How does it look like?
"I thought you'd like to have some wine too. It helps me to relax."
She takes the glass from my hands and pours the wine into the sink.
"I hate it when you drink alcohol and you know it."
"It's just wine. Please, I don't want to fight again."
I wrap my arms around Alice, when she tries to turn away from me, lifting her up on the counter behind her. My lips find hers and I can hear her gasp into my mouth when she tastes the wine on my tongue.
"You can't drink when you are mad."
"Stop talking." I groan against her neck while my hands move under her shirt to cup her breasts. Soft and warm they are against my cold hands and I can feel how her nipples harden instantly.

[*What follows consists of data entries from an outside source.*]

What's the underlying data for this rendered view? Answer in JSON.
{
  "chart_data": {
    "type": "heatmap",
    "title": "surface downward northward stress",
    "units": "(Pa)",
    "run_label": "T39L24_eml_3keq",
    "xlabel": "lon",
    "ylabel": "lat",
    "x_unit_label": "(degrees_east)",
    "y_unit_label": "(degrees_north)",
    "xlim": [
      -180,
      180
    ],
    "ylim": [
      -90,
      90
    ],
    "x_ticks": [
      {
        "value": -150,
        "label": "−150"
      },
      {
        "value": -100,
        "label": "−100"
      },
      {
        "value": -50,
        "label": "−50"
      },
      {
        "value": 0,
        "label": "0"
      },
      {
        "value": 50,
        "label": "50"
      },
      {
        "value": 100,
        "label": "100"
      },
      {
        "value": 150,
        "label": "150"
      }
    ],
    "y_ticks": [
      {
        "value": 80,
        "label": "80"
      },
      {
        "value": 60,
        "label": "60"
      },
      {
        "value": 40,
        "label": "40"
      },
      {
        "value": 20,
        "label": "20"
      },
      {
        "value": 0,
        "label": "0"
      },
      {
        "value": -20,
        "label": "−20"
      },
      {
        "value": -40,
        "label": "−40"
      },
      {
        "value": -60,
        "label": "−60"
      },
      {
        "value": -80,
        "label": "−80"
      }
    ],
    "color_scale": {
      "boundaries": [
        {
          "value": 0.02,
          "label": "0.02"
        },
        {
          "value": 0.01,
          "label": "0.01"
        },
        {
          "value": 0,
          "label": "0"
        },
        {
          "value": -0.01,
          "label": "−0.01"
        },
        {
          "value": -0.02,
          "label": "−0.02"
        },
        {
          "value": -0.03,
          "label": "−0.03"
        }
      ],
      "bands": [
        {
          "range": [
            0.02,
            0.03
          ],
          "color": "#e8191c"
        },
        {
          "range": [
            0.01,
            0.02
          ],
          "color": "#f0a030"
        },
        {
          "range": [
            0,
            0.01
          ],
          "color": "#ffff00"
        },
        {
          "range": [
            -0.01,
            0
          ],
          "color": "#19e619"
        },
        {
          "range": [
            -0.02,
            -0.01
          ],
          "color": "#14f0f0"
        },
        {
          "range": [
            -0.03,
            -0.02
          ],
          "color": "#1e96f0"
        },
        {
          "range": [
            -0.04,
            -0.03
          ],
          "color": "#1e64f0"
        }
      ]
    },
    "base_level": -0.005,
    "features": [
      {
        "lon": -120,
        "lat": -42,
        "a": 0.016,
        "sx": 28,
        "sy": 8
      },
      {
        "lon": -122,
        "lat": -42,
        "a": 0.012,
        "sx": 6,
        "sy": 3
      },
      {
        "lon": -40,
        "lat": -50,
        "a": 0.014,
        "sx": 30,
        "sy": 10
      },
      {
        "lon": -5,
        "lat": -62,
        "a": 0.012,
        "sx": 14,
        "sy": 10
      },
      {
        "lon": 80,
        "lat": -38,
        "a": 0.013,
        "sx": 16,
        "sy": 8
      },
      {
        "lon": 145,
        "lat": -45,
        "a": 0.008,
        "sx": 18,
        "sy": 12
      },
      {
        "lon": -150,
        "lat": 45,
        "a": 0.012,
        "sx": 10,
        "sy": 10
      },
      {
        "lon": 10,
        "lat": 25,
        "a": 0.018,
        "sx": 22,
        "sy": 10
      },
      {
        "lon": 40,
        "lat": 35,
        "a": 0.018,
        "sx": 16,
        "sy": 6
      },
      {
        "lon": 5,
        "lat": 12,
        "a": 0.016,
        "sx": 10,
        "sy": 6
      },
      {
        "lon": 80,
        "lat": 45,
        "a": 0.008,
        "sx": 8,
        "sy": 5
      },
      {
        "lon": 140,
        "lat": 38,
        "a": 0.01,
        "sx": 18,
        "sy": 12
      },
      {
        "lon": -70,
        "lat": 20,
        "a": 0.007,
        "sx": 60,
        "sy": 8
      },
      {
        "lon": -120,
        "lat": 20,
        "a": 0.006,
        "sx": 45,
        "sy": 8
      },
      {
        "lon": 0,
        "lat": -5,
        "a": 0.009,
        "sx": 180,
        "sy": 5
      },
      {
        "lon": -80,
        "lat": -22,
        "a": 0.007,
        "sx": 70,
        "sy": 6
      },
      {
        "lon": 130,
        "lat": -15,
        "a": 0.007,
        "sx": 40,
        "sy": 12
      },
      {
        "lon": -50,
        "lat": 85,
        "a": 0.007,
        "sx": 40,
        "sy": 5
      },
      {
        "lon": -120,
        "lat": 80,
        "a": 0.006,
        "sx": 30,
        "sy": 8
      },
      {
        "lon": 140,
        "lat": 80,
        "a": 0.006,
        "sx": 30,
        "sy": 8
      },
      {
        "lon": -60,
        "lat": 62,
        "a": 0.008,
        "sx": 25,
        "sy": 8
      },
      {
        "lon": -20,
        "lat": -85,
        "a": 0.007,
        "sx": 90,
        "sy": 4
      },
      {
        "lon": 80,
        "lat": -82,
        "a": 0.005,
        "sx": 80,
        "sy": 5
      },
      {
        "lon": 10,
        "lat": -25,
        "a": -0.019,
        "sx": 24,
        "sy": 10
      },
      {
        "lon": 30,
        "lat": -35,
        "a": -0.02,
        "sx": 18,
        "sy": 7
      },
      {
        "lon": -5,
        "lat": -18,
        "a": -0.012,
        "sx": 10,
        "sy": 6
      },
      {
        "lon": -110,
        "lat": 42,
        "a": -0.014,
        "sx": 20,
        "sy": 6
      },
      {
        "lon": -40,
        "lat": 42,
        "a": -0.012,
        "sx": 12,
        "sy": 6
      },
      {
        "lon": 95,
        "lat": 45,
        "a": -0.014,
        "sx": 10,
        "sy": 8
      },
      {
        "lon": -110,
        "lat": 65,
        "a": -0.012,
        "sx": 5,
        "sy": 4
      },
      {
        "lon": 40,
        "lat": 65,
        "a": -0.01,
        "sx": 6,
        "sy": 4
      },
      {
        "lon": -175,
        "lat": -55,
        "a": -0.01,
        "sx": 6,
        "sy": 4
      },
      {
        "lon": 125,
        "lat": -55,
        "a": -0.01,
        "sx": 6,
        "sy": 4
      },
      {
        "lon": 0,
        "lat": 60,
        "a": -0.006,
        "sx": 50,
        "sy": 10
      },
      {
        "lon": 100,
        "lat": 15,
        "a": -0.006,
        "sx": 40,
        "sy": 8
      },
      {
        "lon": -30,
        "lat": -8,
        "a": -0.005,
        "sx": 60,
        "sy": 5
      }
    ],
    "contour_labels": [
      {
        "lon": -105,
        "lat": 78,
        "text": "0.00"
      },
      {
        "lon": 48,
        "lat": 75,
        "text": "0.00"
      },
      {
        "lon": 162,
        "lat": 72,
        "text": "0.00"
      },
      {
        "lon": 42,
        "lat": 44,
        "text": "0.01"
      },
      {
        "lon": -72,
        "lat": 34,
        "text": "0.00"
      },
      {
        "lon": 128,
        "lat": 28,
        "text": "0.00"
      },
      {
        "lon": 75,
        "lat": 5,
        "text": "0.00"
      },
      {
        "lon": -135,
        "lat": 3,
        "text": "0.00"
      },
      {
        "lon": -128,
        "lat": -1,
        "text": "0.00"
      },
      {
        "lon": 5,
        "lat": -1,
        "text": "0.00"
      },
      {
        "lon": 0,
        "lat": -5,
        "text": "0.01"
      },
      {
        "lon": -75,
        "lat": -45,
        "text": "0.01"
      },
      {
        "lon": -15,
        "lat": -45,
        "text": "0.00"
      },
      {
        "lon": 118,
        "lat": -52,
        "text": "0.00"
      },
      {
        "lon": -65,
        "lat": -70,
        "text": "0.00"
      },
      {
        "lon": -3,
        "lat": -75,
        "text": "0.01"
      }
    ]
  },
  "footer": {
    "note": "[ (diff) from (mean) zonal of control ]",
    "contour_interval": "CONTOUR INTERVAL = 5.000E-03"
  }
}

"Bella, please, we need to talk."
I don't want to discuss my drinking habits with her because quite frankly there isn't anything to talk about. I like wine. It helps me to relax. There is nothing wrong with that. It's not like I'm an alcoholic like Charlie. I would never—
"Bella, stop, I can't. Not like this. Not now."
I drop my hands from her and turn around, fighting the urge to lift the bottle with the wine directly to my mouth. I want to drown all my pain in it. Maybe it would work. Instead I pour the content of the bottle into the sink. When I speak up again, my voice is cold like ice.
"See? There goes the thirty bucks of wine, Edward gave us for Christmas. I'm going to take a shower, if I'm still allowed to."
"Don't be angry now. It's not like I don't feel flattered about your sudden interest in me. It's just, I don't want us to be angry at each other when we make love. It doesn't feel right to me."
Nodding my head, I put the glass into the dishwasher and head for the stairs when I feel her small hand on mine.
"Can I come with you, only if you want me to of course?"
I lift her up, trying to keep my balance with her legs wrapped around my waist. I wished I could take her against the stairs. Unlike her I like it when we have sex after fighting. There's something about it that is incredibly arousing.
In the bathroom our clothes end next to the laundry basket in the corner. The water of the shower is warm and I start to feel even warmer when Alice starts pressing her wet body against mine. I just hold her close to me, enjoying the way her heart beats against my skin.
"Don't leave me again." I whisper softly, rubbing some body wash down her back. "Promise me not to leave me again. It broke my heart."